Para além da realização e produção de filmes, Guzmán é, igualmente, um transmissor do que sabe em aulas, seminários e conferências, todas orientadas para o seu fito quase obsessivo: a necessidade de transmitir a memória às jovens gerações, sujeitas às estratégias de as fazer amnésicas pelos poderes instalados.

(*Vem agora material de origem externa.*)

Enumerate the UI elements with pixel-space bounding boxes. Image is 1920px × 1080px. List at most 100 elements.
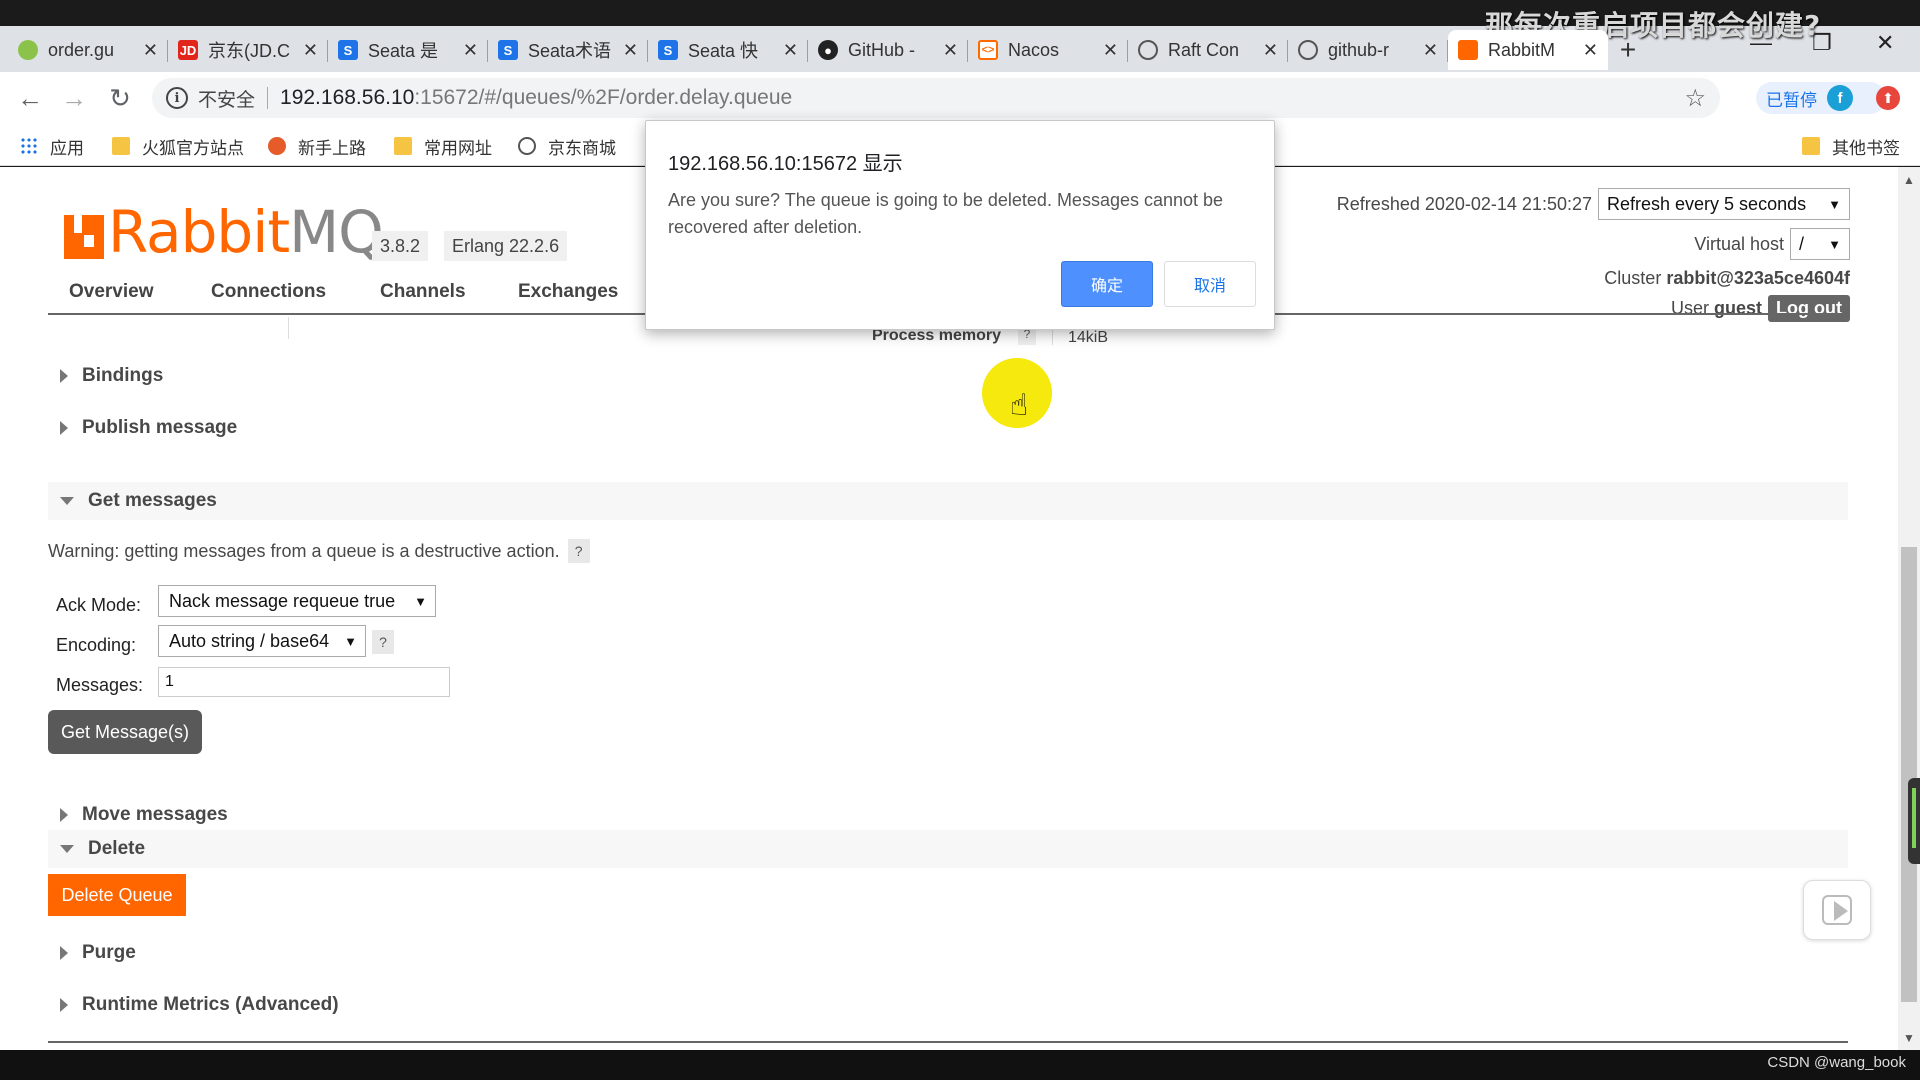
tab-9-active[interactable]: RabbitM ✕ xyxy=(1448,30,1608,70)
globe-icon xyxy=(1138,40,1158,60)
nav-overview[interactable]: Overview xyxy=(69,281,154,303)
vhost-label: Virtual host xyxy=(1694,233,1784,254)
dialog-cancel-button[interactable]: 取消 xyxy=(1164,261,1256,307)
refresh-select[interactable]: Refresh every 5 seconds ▼ xyxy=(1598,188,1850,220)
reload-icon[interactable]: ↻ xyxy=(104,82,136,114)
bookmark-jd-mall[interactable]: 京东商城 xyxy=(518,134,616,158)
section-delete[interactable]: Delete xyxy=(48,830,1848,868)
ack-mode-label: Ack Mode: xyxy=(56,595,142,615)
url-text[interactable]: 192.168.56.10:15672/#/queues/%2F/order.d… xyxy=(280,86,792,110)
tab-3[interactable]: S Seata术语 ✕ xyxy=(488,30,648,70)
back-arrow-icon[interactable]: ← xyxy=(14,82,46,114)
tab-0[interactable]: order.gu ✕ xyxy=(8,30,168,70)
help-icon[interactable]: ? xyxy=(567,539,590,563)
video-bottom-bar xyxy=(0,1050,1920,1080)
section-runtime-metrics[interactable]: Runtime Metrics (Advanced) xyxy=(48,986,1848,1024)
vhost-select[interactable]: / ▼ xyxy=(1790,228,1850,260)
address-bar[interactable]: i 不安全 192.168.56.10:15672/#/queues/%2F/o… xyxy=(152,78,1720,118)
bookmark-getting-started[interactable]: 新手上路 xyxy=(268,134,366,158)
dialog-ok-button[interactable]: 确定 xyxy=(1061,261,1153,307)
tab-title: Seata术语 xyxy=(528,41,612,61)
process-memory-value: 14kiB xyxy=(1068,329,1109,346)
section-publish-message[interactable]: Publish message xyxy=(48,409,1848,447)
section-bindings[interactable]: Bindings xyxy=(48,357,1848,395)
scroll-down-icon[interactable]: ▼ xyxy=(1903,1031,1915,1045)
forward-arrow-icon[interactable]: → xyxy=(58,82,90,114)
help-icon[interactable]: ? xyxy=(372,630,394,654)
messages-count-input[interactable] xyxy=(158,667,450,697)
section-purge[interactable]: Purge xyxy=(48,934,1848,972)
close-icon[interactable]: ✕ xyxy=(303,40,318,61)
close-icon[interactable]: ✕ xyxy=(1263,40,1278,61)
get-messages-button[interactable]: Get Message(s) xyxy=(48,710,202,754)
close-icon[interactable]: ✕ xyxy=(943,40,958,61)
close-icon[interactable]: ✕ xyxy=(1423,40,1438,61)
bookmark-label: 京东商城 xyxy=(548,138,616,158)
close-icon[interactable]: ✕ xyxy=(1583,40,1598,61)
profile-button[interactable]: 已暂停 f xyxy=(1756,82,1886,114)
tab-title: Seata 是 xyxy=(368,41,439,61)
nav-connections[interactable]: Connections xyxy=(211,281,326,303)
tab-title: Raft Con xyxy=(1168,39,1240,60)
bookmark-apps[interactable]: 应用 xyxy=(20,134,84,158)
chevron-down-icon xyxy=(60,845,74,853)
tab-7[interactable]: Raft Con ✕ xyxy=(1128,30,1288,70)
page-scrollbar[interactable]: ▲ ▼ xyxy=(1898,167,1920,1050)
play-triangle xyxy=(1834,901,1848,921)
tab-strip: order.gu ✕ JD 京东(JD.C ✕ S Seata 是 ✕ S Seata术语 ✕… xyxy=(8,30,1648,72)
bookmark-label: 常用网址 xyxy=(424,138,492,158)
minimize-icon[interactable]: — xyxy=(1750,30,1772,66)
jd-icon: JD xyxy=(178,40,198,60)
nav-exchanges[interactable]: Exchanges xyxy=(518,281,618,303)
chevron-down-icon xyxy=(60,497,74,505)
info-icon[interactable]: i xyxy=(166,87,188,109)
chevron-right-icon xyxy=(60,946,68,960)
tab-4[interactable]: S Seata 快 ✕ xyxy=(648,30,808,70)
close-icon[interactable]: ✕ xyxy=(783,40,798,61)
scrollbar-thumb[interactable] xyxy=(1901,547,1917,1002)
section-label: Bindings xyxy=(82,365,164,386)
close-icon[interactable]: ✕ xyxy=(623,40,638,61)
dropdown-arrow-icon: ▼ xyxy=(414,593,427,609)
bookmark-common-sites[interactable]: 常用网址 xyxy=(394,134,492,158)
tab-6[interactable]: <> Nacos ✕ xyxy=(968,30,1128,70)
delete-queue-button[interactable]: Delete Queue xyxy=(48,874,186,916)
divider xyxy=(267,87,269,109)
close-icon[interactable]: ✕ xyxy=(1103,40,1118,61)
tab-title: RabbitM xyxy=(1488,39,1556,60)
globe-icon xyxy=(518,137,536,155)
new-tab-button[interactable]: + xyxy=(1608,30,1648,70)
folder-icon xyxy=(112,137,130,155)
tab-2[interactable]: S Seata 是 ✕ xyxy=(328,30,488,70)
nav-channels[interactable]: Channels xyxy=(380,281,466,303)
leaf-icon xyxy=(18,40,38,60)
dialog-message: Are you sure? The queue is going to be d… xyxy=(668,190,1224,237)
ack-mode-select[interactable]: Nack message requeue true ▼ xyxy=(158,585,436,617)
folder-icon xyxy=(1802,137,1820,155)
close-window-icon[interactable]: ✕ xyxy=(1876,30,1894,66)
chevron-right-icon xyxy=(60,369,68,383)
browser-tab-bar: 那每次重启项目都会创建? order.gu ✕ JD 京东(JD.C ✕ S Seata… xyxy=(0,0,1920,72)
close-icon[interactable]: ✕ xyxy=(463,40,478,61)
divider xyxy=(288,317,289,339)
watermark: CSDN @wang_book xyxy=(1767,1054,1906,1071)
apps-grid-icon xyxy=(20,137,38,155)
section-get-messages[interactable]: Get messages xyxy=(48,482,1848,520)
play-icon[interactable] xyxy=(1803,880,1871,940)
section-move-messages[interactable]: Move messages xyxy=(48,796,1848,834)
extension-icon[interactable]: ⬆ xyxy=(1876,86,1900,110)
volume-widget[interactable] xyxy=(1908,778,1920,864)
github-icon: ● xyxy=(818,40,838,60)
star-icon[interactable]: ☆ xyxy=(1684,84,1706,113)
restore-icon[interactable]: ❐ xyxy=(1812,30,1832,66)
scroll-up-icon[interactable]: ▲ xyxy=(1903,173,1915,187)
bookmark-firefox-site[interactable]: 火狐官方站点 xyxy=(112,134,244,158)
tab-5[interactable]: ● GitHub - ✕ xyxy=(808,30,968,70)
tab-8[interactable]: github-r ✕ xyxy=(1288,30,1448,70)
rabbitmq-icon xyxy=(1458,40,1478,60)
tab-1[interactable]: JD 京东(JD.C ✕ xyxy=(168,30,328,70)
url-path: :15672/#/queues/%2F/order.delay.queue xyxy=(414,86,793,109)
close-icon[interactable]: ✕ xyxy=(143,40,158,61)
bookmark-other[interactable]: 其他书签 xyxy=(1802,134,1900,158)
encoding-select[interactable]: Auto string / base64 ▼ xyxy=(158,625,366,657)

Compreende-se que o filme por que ficámos a conhecê-lo tenham sido as quatro horas e meia de «A Batalha do Chile», que rodou entre 1973 e 1979, para mostrar todo o processo, que conduziu ao golpe de Pinochet. Apesar de ter sido encarcerado no Estádio Nacional de Santiago durante quinze dias, conseguiu que as bobinas já filmadas saíssem clandestinamente do país para que pudessem ser laboriosamente montadas em Havana. Mais de vinte anos depois, em 1997, regressaria ao Chile para procurar os que filmara naquela trilogia, daí resultando outro filme essencial para compreendermos a tragédia ali ocorrida: «Chile, a memória obstinada». Esse esforço seria continuado com os títulos seguintes - «O Caso Pinochet» (2001) e «Salvador Allende» (2004) - nos quais retrataria todo o o horror da ditadura e homenagearia quem procurara viabilizar a transformação socialista com os formalismos da democracia burguesa.
«Nostalgia da Luz» (2010) é uma metáfora sobre o tempo nas paisagens sublimes do deserto de Atacama através dos testemunhos de astrónomos, de arqueólogos e de mulheres incansáveis na busca dos seus desaparecidos.
Cinco anos depois é a Patagónia e o centro da tortura na Villa Grimaldi a servirem-lhe de cenários para colocar em paralelo o extermínio dos ameríndios e dos presos da ditadura, ambos unidos por dois botões, um usado como mercadoria de troca pelos colonizadores espanhóis e o outro descoberto num carril submerso a que fora amarrado um corpo atirado de um helicóptero.
A filmografia de Guzmán conta com outros filmes demonstrativos do afeto com tudo quanto diga respeito ao seu país ou subcontinente. Em 1987, «Em Nome de Deus», era uma homenagem à luta de alguns setores da Igreja Católica pela defesa dos direitos humanos. Em 1992 «A Cruz» evocava a religiosidade popular na América Latina. Em 1995 «Pueblo en vilo» interessava-se pelas memórias e tradições de uma aldeia mexicana. E, em 1999 perspetivava o que poderia unir o mais conhecido herói de Daniel Defoe e Pablo Neruda em «Ilha de Robinson Crusoe».